Abstract

Visual object recognition is a key challenge to the deployment of robots in domains characterized by partial observability and unforeseen changes. Sophisticated algorithms developed for modeling and recognizing objects using different visual cues [Mikolajczyk:IJCV04,Porway:PAMI11] are computationally expensive, sensitive to changes in object configurations and environmental factors, and require many training samples and accurate domain knowledge to learn object models, making it difficult for robots to reliably and efficiently model and recognize objects. These challenges are partially offset by the fact that many objects possess unique characteristics (e.g., color and shape) and motion patterns, although these characteristics and patterns are not known in advance and may change over time.

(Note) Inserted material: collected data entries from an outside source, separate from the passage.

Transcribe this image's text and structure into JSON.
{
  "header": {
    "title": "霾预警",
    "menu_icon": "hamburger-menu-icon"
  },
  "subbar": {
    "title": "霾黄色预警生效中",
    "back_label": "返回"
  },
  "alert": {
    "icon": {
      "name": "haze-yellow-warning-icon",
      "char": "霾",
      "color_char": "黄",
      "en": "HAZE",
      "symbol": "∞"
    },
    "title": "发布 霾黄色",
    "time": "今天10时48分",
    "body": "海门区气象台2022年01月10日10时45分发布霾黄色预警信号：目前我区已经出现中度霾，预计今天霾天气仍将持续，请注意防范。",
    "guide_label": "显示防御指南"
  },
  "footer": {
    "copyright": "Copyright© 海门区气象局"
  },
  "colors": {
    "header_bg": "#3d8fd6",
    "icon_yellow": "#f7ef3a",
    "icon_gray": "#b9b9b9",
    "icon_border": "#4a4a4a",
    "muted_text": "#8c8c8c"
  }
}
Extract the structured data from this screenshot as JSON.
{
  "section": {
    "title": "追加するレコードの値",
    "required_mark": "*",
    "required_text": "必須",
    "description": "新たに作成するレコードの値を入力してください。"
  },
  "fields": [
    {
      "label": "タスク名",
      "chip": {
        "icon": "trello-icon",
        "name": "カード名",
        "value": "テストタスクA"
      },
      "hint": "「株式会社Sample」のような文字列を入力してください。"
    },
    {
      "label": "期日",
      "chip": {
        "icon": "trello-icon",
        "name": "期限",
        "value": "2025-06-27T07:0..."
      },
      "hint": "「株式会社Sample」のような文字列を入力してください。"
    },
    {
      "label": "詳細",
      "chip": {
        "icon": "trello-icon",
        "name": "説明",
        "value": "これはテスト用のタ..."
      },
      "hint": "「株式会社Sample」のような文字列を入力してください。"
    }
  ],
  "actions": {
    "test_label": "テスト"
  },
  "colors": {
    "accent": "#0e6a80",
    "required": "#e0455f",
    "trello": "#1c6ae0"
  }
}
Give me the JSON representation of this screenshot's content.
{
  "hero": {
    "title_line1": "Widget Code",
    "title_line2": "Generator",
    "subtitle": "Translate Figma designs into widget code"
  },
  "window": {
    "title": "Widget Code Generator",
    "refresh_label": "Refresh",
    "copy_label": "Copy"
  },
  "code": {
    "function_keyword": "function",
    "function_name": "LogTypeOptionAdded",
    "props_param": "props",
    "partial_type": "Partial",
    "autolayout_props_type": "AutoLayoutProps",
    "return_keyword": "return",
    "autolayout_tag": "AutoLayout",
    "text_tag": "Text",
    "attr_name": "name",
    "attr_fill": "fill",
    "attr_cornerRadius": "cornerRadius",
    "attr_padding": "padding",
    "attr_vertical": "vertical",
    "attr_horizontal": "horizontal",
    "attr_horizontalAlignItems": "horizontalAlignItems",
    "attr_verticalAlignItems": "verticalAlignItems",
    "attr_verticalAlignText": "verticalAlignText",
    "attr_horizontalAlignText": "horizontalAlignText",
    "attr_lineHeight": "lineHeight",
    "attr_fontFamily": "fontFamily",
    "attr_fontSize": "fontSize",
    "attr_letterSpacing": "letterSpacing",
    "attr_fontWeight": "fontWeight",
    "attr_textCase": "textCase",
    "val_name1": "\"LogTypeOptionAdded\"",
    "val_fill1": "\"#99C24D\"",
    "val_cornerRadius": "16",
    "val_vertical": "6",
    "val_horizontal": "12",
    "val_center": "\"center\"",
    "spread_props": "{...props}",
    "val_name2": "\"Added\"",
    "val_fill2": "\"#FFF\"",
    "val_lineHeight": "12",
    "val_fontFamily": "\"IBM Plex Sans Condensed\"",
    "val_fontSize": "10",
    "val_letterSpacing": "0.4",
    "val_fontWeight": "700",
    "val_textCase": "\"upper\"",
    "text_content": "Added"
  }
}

Furthermore, only a subset of domain objects are relevant to any given task and a variety of cues can be extracted from images to represent objects. This paper presents an algorithm that enables robots to identify a set of interesting objects, using appearance-based and contextual cues extracted from a small number of images to efficiently learn models of these objects. Robots learn the domain map and consider objects that move to be interesting, using motion cues to identify the corresponding image regions. Object models learned automatically from these regions consist of spatial arrangement of gradient features, graph-based models of neighborhoods of gradient features, parts-based models of image segments, color distributions, and mixture models of local context. The learned models are used for object recognition in novel scenes based on energy minimization and a generative model for information fusion. All algorithms are evaluated on wheeled robots in indoor and outdoor domains.